Sweden has become the first nation to join forces with the UK on its Tempest future combat air system (FCAS) project, with the pair having signed a memorandum of understanding to cooperate on the initiative.
“Discussions between industries and governments had been ongoing since July 2018,” the UK Ministry of Defence (MoD) says. “A joint government feasibility report was completed in April 2019, informed by a joint report from UK and Swedish Industry.”
Approved in May, the collaboration was formalised during an 18 July signing event involving UK defence secretary Penny Mordaunt and Swedish defence minister Peter Hultqvist. The pact “commits both governments to work on a joint combat air development and acquisition programme, including the development of new concepts to meet both nations’ future requirements”, the MoD says.
Speaking at the Royal International Air Tattoo (RIAT) on 19 July, UK minister of defence procurement Stuart Andrew said the agreement represents a “shared, ambitious vision for future combat air systems, lays firm foundations for collaboration, and invites others to participate in our discussions. It strengthens our collective defence,” he adds.
“We are now two nations in Tempest, and I am confident that there will be more,” says Royal Air Force (RAF) chief of the air staff Air Chief Marshal Sir Stephen Hillier.
Gripen manufacturer Saab will not join the Team Tempest industry grouping, but work in cooperation with BAE Systems, Leonardo UK, MBDA UK and Rolls-Royce, plus the RAF’s Rapid Capabilities Office, “to scope out joint development and acquisition programmes for both nations”, Andrew says.

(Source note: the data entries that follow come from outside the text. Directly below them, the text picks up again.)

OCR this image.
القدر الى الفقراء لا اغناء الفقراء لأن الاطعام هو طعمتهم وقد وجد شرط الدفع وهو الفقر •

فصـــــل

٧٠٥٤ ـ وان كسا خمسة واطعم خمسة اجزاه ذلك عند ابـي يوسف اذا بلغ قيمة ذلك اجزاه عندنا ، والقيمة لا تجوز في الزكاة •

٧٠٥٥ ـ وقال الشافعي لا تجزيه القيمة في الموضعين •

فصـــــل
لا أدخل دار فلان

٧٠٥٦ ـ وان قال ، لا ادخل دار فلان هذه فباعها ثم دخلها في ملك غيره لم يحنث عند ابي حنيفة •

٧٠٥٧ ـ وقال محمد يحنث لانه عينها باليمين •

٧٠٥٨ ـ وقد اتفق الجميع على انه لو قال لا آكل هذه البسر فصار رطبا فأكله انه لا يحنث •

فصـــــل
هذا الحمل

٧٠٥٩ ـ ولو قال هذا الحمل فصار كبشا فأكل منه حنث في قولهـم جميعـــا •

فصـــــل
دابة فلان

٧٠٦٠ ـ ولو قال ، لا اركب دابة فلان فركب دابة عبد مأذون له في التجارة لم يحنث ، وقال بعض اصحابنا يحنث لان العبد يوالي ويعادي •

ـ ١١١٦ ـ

The Swedish company says it “will contribute with its experience of advanced technology development, system integration of complete combat air systems and related areas including sensors, missile systems and support”.
A one-year study phase will conclude in “Autumn 2020”, Hultqvist says, prior to expected further approvals being sought to advance the cooperation.
Early work will include “development of a joint acquisition roadmap, identifying technologies to spiral from Gripen and [Eurofighter] Typhoon onto an FCAS, and identifying early opportunities to insert advanced technologies onto Gripen and Typhoon”, the MoD says. Cost modelling work will also be conducted.
“For the UK, the next decision to be made is in December 2020, following submission of the outline business case,” the MoD says.
“To develop cutting-edge technology is time- and resource-consuming: it poses great challenges to any nation aspiring to develop an operational advantage,” Hultqvist said at RIAT. “Both the United Kingdom and Sweden intend to remain at the forefront of combat air, developing future capabilities to meet our national security objectives.”
“The FCAS feasibility studies will strongly benefit the coming and current versions of the Gripen – and of course, all of our Gripen partners,” says Swedish air force chief of staff General Mats Helgusson.
Leonardo UK managing director Norman Bone tells FlightGlobal that he hopes Italy will be the next nation to join the Tempest activity. “We see this as absolutely the right thing to do,” he says.
Meanwhile, Bone reveals that Leonardo has selected 2Excel Aviation to perform flight testing in support of its part of the Tempest activity. The company will operate an adapted Boeing 757 as part of the process.